LANSING, Mich. – Michigan Gov. Gretchen Whitmer announced a plan on Monday to invest $1.4 billion in federal child case funding to expand access to child care, make child care more affordable and to support child care professionals.
The plan aims to help parents go back to work while knowing they have an affordable option for childcare.
Two rounds of stimulus funding passed through the Coronavirus Response and Relief Supplemental Appropriations Act (CRRSAA) and the American Rescue Plan Act (ARPA) allows for expanded investment in child care.
What to know about the plan
The plan aims to make child care more affordable for Michigan families.

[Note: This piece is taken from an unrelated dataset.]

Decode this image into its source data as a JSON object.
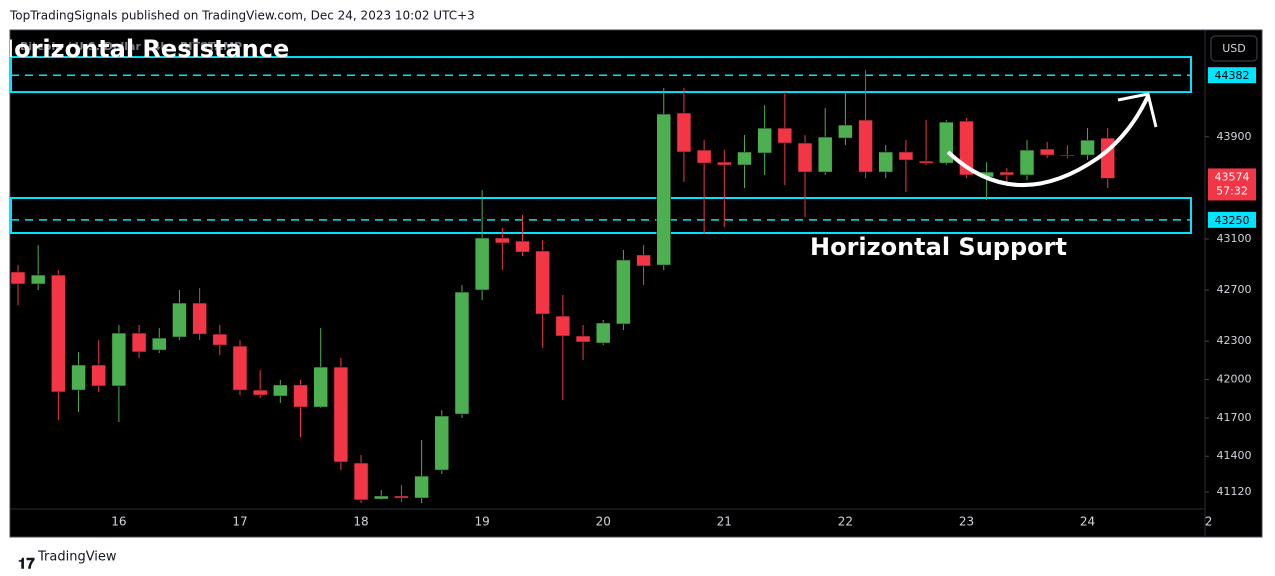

Right now, the income eligibility is at 150% of the federal poverty level for a family of four. Officials want to temporarily increase that to 200% for a family of four, which would make low or no-cost child care available to 150,000 more children.

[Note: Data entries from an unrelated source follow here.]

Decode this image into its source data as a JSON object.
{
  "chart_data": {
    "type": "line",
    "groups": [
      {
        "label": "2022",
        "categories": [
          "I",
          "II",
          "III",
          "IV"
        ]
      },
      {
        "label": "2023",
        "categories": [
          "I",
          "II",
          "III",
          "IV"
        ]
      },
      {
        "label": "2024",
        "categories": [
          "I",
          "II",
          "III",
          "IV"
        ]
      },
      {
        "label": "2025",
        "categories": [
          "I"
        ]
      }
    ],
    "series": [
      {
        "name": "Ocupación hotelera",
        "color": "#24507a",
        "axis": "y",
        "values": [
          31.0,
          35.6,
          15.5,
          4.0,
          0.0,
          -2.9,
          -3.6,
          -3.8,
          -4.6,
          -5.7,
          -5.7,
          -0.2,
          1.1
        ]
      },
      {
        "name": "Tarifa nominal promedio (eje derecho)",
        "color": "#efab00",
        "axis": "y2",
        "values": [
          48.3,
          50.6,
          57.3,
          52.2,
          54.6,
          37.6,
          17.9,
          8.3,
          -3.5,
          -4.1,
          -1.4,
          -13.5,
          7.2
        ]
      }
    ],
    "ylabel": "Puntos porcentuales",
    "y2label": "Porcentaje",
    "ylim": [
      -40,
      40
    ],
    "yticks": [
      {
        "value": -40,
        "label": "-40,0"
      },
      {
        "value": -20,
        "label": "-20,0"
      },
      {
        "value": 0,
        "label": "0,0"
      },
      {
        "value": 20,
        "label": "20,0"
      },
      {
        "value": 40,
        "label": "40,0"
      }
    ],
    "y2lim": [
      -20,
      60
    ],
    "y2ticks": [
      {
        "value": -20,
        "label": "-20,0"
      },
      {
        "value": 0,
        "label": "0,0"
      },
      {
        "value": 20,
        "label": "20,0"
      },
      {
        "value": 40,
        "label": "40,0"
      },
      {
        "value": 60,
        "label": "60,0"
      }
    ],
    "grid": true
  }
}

The temporary increase would last from Aug. 1, 2021 through Sept. 30, 2023. After the deadline the income eligibility would permanently increase to 160%.
The plan would offer more support for early educators and offer premium pay for child care professionals with stipends quarterly from July, 2021 through September 2022.
- Maintain mental health support for children enrolled in child care
- Stabilize child care businesses
- Raise child care subsidy rates by 20% for providers to move closer to the market rate for child care
- Provide business stimulus grants to all child care providers
- Expand access to child care
- Provide grants to new and expanding sites in communities that don’t have adequate child care
Whitmer’s Executive Recommendation released in February had a child care proposal based on state and federal resources available at the time. This latest update adds on to those priorities. Because ARPA passed, it allows for an expansion of the policies.